Fig. 14 Smart Filter Layer Stack

 Figure 14. Smart Filter Layer Stack

By double-clicking on the Silver Efex Smart Filter in the Layer stack (Figure 14), one is taken back into the Silver Efex plug-in, where the previous adjustments are retained and further work may be done. When working in Smart Filter mode, the Brush option is disabled.

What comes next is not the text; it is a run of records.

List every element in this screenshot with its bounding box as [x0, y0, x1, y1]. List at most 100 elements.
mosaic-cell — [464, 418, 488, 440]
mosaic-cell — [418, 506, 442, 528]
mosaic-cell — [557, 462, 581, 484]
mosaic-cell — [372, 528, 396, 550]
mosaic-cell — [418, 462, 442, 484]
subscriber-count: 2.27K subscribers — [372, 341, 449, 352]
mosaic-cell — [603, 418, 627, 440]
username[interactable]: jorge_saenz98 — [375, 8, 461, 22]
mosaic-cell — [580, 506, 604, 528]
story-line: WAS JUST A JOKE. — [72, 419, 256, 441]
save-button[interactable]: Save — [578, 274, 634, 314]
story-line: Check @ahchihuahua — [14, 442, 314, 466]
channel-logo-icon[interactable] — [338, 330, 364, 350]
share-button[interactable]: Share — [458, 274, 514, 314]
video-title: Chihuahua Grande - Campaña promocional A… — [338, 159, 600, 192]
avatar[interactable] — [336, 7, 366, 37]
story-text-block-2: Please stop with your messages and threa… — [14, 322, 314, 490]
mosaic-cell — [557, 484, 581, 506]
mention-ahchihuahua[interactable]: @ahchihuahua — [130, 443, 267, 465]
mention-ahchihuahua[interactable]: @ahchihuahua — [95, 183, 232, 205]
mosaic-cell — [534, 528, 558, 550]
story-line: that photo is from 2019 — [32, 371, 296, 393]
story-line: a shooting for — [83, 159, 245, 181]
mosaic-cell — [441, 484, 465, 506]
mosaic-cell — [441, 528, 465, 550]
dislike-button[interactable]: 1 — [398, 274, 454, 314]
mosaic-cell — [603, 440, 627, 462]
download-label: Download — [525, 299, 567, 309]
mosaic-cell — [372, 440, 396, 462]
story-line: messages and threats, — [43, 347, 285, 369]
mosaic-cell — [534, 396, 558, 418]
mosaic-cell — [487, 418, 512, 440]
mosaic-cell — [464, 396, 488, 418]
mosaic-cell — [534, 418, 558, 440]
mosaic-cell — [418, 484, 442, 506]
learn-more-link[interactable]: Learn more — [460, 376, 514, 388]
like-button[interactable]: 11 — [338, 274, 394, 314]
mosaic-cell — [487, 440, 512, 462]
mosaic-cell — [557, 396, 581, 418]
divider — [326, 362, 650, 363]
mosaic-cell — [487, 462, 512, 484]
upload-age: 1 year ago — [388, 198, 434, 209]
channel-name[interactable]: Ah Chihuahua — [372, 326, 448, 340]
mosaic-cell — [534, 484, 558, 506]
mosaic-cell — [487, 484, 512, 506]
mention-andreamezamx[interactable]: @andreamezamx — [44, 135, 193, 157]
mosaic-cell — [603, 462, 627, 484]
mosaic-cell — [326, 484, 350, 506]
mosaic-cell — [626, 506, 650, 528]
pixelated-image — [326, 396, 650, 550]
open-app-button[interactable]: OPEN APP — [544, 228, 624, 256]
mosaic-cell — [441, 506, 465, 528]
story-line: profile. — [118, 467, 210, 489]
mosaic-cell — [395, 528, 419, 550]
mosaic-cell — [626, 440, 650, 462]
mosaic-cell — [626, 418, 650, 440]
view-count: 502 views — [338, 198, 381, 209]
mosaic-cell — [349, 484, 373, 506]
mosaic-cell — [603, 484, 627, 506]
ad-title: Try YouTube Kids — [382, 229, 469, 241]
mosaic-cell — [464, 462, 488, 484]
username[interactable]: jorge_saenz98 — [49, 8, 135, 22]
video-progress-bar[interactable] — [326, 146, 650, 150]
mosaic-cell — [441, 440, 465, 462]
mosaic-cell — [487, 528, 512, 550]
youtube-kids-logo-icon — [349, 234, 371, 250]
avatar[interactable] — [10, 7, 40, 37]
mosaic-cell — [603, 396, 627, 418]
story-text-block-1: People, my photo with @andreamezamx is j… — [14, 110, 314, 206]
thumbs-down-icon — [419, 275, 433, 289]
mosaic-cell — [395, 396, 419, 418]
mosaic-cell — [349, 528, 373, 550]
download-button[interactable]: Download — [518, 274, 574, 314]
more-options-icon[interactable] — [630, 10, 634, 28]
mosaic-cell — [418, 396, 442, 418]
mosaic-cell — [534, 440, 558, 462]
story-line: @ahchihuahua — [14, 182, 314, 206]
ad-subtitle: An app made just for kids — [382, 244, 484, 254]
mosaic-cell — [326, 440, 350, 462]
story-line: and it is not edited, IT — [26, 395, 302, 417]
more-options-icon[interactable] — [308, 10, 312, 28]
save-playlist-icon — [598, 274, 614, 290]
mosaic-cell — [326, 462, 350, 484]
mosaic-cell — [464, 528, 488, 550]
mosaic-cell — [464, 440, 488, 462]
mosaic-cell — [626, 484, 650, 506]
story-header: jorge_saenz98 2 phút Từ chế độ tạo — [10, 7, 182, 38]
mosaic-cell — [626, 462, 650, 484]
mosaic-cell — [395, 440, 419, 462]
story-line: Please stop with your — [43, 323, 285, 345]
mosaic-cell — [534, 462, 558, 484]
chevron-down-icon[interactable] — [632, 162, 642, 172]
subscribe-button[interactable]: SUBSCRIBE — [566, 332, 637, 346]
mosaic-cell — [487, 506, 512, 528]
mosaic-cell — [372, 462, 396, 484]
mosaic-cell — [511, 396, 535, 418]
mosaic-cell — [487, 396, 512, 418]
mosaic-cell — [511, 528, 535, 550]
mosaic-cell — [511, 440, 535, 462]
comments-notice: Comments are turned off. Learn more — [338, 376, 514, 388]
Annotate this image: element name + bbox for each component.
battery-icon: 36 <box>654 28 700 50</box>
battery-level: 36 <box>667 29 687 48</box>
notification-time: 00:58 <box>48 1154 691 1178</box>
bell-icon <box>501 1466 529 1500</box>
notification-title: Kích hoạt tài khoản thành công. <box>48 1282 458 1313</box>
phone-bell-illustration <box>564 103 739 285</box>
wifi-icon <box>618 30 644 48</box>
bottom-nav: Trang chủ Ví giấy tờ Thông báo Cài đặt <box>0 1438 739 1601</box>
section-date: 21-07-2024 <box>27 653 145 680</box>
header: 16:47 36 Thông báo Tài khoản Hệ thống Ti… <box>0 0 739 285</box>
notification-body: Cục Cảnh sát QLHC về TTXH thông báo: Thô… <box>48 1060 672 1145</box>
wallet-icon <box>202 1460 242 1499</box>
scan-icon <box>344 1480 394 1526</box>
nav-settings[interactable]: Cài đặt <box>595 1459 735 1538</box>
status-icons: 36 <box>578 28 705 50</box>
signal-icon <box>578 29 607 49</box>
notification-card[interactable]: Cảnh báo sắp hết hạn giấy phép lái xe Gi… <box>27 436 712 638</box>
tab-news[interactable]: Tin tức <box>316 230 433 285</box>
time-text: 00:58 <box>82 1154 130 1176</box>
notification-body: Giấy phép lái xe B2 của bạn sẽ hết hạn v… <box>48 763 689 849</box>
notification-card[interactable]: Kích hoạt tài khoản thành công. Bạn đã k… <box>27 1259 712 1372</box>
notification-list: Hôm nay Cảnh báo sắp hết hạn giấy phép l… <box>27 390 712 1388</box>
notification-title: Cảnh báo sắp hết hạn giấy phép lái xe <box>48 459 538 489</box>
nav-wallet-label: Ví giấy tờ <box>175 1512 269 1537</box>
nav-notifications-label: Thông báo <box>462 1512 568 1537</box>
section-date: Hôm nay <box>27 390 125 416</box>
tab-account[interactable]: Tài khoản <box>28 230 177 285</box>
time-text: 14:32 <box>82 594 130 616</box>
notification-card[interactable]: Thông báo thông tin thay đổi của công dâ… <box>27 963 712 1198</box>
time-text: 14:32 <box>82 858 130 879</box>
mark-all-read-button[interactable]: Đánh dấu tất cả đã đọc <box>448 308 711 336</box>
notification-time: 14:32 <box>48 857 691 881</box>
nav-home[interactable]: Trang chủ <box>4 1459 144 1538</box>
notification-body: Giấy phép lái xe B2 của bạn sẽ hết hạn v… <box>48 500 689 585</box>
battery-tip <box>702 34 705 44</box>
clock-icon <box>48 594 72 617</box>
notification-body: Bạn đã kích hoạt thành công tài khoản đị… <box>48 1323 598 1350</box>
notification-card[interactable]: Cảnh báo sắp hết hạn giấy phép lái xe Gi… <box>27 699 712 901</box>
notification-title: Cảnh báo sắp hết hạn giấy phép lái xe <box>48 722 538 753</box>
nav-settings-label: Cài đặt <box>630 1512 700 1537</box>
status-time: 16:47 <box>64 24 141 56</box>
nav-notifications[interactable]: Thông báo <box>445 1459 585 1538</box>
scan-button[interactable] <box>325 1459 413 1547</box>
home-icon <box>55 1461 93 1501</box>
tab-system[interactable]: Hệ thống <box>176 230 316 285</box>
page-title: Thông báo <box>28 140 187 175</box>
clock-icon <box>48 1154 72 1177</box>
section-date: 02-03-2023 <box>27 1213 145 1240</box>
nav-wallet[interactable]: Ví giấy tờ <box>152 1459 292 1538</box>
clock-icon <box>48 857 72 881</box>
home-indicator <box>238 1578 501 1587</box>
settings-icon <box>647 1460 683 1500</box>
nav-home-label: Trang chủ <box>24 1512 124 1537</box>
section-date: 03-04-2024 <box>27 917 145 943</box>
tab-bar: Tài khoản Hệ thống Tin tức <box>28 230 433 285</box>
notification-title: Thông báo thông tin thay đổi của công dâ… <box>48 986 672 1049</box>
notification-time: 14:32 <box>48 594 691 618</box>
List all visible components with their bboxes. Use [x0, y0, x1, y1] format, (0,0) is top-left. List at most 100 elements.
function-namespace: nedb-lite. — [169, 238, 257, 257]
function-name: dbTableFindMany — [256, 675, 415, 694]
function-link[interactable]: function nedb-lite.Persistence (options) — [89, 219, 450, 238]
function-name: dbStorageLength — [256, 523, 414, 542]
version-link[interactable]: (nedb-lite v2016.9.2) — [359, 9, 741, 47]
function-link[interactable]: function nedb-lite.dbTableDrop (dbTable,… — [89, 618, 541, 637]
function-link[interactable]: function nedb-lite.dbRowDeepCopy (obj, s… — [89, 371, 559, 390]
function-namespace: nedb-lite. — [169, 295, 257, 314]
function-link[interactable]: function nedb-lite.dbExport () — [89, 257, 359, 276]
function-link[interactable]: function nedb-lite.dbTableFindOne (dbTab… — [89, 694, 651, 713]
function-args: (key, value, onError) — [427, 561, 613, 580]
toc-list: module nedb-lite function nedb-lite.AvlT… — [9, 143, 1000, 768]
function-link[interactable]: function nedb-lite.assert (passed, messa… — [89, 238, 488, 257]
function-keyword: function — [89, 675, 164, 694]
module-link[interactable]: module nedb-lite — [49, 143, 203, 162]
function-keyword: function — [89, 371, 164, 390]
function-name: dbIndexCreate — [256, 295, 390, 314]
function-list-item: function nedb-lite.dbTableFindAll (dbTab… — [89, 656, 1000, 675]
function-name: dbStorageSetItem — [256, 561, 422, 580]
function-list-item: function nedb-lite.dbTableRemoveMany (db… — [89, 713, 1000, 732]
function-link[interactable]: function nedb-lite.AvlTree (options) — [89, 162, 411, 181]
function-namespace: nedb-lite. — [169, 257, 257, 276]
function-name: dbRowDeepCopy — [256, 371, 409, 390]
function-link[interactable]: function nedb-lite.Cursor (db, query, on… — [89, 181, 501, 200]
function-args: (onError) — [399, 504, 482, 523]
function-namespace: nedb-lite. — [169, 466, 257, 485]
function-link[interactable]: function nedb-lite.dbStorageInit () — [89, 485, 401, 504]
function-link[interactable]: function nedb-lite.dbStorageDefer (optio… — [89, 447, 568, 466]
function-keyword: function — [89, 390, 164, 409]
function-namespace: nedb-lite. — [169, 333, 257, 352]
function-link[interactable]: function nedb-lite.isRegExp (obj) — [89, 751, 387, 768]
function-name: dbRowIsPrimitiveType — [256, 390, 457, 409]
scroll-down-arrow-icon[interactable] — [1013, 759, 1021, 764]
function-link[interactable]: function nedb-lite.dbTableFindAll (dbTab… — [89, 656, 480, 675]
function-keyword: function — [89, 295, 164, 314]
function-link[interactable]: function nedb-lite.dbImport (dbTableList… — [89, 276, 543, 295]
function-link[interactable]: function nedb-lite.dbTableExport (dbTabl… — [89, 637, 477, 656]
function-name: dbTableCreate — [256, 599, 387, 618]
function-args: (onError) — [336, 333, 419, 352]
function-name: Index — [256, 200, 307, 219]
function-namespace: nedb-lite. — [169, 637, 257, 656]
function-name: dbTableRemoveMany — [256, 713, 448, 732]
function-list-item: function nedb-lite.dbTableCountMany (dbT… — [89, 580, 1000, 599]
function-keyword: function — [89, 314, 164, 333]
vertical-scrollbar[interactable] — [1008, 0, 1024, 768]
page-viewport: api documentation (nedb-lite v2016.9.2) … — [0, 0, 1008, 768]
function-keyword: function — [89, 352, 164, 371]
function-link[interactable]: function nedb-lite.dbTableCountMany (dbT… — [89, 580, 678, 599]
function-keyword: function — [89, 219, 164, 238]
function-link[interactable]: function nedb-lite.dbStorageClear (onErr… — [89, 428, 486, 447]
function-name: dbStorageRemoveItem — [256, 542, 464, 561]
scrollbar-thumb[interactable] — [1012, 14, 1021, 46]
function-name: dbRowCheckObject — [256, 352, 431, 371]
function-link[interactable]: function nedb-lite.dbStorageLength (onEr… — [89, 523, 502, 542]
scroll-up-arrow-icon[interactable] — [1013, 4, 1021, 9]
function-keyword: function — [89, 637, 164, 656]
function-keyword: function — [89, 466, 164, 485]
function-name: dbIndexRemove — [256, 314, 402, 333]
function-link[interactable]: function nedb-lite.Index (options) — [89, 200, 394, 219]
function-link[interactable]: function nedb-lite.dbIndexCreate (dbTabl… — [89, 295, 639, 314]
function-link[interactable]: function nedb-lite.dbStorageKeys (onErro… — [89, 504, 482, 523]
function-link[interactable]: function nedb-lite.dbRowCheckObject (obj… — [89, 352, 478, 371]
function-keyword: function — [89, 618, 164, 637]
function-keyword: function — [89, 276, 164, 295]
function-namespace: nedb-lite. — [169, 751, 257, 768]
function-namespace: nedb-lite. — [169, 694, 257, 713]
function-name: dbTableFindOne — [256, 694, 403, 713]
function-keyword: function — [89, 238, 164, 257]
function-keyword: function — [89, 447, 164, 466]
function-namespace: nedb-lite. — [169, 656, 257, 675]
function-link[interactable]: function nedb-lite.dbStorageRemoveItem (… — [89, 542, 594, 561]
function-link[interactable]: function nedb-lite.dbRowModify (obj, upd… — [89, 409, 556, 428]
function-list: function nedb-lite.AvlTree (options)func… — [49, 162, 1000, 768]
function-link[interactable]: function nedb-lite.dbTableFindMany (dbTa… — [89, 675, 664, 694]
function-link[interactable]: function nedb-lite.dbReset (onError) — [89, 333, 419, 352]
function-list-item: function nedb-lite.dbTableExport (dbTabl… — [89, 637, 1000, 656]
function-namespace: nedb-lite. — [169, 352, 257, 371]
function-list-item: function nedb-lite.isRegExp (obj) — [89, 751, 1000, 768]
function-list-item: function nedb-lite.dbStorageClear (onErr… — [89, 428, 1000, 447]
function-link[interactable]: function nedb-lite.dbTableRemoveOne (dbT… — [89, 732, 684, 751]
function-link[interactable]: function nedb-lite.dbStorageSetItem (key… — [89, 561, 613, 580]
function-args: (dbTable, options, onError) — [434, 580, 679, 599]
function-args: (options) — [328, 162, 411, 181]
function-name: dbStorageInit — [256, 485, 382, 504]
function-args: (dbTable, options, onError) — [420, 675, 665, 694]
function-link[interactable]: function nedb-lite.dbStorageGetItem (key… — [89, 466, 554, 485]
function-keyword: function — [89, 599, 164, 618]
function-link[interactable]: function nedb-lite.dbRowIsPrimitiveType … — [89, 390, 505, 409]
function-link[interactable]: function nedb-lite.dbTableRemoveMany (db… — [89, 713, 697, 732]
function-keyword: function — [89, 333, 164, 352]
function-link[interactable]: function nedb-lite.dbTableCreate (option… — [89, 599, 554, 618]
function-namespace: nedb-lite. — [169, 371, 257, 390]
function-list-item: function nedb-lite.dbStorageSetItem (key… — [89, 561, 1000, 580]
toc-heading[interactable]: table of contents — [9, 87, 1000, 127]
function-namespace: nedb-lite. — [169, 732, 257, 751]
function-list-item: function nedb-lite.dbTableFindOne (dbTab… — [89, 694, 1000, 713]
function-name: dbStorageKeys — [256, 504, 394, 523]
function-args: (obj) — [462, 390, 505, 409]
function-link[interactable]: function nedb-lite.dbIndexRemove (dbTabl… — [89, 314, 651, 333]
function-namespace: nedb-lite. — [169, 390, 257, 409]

The extent of global and localized control this plug-in provides is truly remarkable, which combined with its ease of use, reversibility and image quality, make it a “must have” application for those working extensively in B&W and needing complex effects.

Mark D Segal

Toronto

March 2010



Mark has been making photographs for the past six decades and started adopting a digital workflow in 1999 first with scanning film, then going fully digital in 2004. He has worked with a considerable range of software, equipment and techniques over the years, accumulated substantial experience as an author, educator and communicator in several fields and is a frequent contributor to the Luminous-Landscape website. Mark developed a particular interest in film scanning and authored the ebook “Scanning Workflows with SilverFast 8, SilverFast HDR, Adobe Photoshop Lightroom and Adobe Photoshop” available on the SilverFast website. In his “other life” (the one that pays for the photography), Mark is a retiree from the World Bank Group and now a consultant in electric power development.